Loads of Learned Lumber

Sunday, March 27, 2016

Darryl Pinckney, _Blackballed: The Black Vote and U.S. Democracy_

AS SOMEONE WHO appreciated and admired High Cotton (1992), I am looking forward to picking up Black Deutschland, but in the nearer term it was high time I read this, published in 2014.

Pinckney's beat as an essayist is more literary-cultural than political, usually, but he's always worth reading. Blackballed surveys the history of African-Americans and the vote, from Reconstruction to Obama, with a lot of attention to the era of the Voting Rights Act. That era, the time of Pinckney's youth and young manhood, was the setting for much of High Cotton, too, and since Blackballed includes several tributes to Pinckney's parents, whose flailing efforts to understand their son make for a lot of poignant comedy in the earlier book, Blackballed will mainly stick in my memory as the book that made me want to re-read High Cotton.

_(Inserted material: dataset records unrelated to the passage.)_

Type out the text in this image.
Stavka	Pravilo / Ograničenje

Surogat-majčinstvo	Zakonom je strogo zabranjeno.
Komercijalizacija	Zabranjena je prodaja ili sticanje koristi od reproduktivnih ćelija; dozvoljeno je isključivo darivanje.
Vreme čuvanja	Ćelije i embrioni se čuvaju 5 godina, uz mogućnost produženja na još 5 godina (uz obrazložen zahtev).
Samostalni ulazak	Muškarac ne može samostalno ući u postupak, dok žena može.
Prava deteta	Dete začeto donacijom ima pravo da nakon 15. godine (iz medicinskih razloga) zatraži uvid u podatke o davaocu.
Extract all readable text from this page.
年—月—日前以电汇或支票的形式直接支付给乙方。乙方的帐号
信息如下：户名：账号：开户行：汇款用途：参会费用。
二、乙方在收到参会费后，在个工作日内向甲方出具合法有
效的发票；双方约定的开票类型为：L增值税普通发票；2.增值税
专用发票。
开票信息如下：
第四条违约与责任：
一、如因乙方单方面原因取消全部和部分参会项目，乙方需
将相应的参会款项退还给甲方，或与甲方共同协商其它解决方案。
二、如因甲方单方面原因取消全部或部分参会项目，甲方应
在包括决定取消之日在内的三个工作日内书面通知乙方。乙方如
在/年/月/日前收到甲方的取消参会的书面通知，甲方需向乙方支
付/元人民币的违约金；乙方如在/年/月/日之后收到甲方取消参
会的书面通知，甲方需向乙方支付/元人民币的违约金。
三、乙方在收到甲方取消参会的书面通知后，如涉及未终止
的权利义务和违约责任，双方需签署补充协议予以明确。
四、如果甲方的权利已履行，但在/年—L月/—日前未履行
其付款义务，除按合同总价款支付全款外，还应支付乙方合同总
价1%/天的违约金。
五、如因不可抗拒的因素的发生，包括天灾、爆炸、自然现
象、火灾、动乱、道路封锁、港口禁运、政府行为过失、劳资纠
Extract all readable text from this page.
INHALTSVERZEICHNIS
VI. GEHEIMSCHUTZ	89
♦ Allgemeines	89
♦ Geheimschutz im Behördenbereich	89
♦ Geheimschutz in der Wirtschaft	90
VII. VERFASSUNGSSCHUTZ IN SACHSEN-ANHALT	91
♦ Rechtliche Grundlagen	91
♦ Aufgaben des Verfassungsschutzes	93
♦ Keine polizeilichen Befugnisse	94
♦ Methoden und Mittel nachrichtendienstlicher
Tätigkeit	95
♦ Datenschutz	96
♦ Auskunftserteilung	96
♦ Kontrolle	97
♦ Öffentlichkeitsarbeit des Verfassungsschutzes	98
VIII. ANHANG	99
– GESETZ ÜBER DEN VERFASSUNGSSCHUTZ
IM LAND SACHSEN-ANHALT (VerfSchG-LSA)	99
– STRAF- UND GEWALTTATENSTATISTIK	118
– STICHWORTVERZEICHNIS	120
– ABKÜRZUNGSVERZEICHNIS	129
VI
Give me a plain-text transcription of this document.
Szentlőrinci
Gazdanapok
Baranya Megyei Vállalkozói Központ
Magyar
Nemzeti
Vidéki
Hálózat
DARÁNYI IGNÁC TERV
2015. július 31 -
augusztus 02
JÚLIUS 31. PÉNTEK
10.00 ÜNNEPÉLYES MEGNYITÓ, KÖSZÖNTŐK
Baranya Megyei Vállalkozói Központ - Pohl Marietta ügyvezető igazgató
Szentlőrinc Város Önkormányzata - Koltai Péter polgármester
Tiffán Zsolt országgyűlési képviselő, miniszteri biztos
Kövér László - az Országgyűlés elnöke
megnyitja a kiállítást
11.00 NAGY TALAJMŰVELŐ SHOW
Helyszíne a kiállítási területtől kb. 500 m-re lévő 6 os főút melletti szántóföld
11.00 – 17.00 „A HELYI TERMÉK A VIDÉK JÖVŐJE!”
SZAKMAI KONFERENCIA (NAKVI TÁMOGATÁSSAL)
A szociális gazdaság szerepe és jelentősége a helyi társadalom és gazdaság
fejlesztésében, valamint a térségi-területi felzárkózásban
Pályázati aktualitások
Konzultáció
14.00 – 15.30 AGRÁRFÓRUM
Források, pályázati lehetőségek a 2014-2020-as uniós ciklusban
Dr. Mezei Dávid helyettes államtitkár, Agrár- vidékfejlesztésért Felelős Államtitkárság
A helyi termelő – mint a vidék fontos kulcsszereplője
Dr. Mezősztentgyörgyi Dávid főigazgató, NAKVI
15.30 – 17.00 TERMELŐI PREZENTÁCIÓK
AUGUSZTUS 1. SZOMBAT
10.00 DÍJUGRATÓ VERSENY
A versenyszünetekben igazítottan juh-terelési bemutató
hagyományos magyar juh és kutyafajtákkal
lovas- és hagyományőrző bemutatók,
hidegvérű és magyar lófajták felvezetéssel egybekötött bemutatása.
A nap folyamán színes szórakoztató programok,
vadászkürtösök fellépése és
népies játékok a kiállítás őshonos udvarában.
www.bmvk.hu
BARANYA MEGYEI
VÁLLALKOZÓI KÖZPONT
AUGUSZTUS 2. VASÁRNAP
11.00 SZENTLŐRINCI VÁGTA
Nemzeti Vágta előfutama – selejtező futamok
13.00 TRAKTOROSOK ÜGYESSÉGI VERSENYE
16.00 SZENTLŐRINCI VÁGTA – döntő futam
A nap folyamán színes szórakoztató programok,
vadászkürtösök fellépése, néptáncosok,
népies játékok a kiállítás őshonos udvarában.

It seems not to be in print at the moment, which I can understand, in a way--despite the title, it's not set in the rural South, and it is not set in a gritty Northern urban neighborhood, either.  It is about growing up black, gay, and bookish with upper-middle-class parents in Indiana, and  thus not the sort of thing that would land you on an ordinary African-American lit syllabus.

It is, though, just the sort of under-the-radar classic that NYRB Classics re-discovers for the benefit of a wider audience (cf. John Williams's Stoner), so given Pinckney's long history with that publication, maybe they will get it back into circulation. With a new Pinckney out, what better time than now?  Let's get on it, NYRB Classics!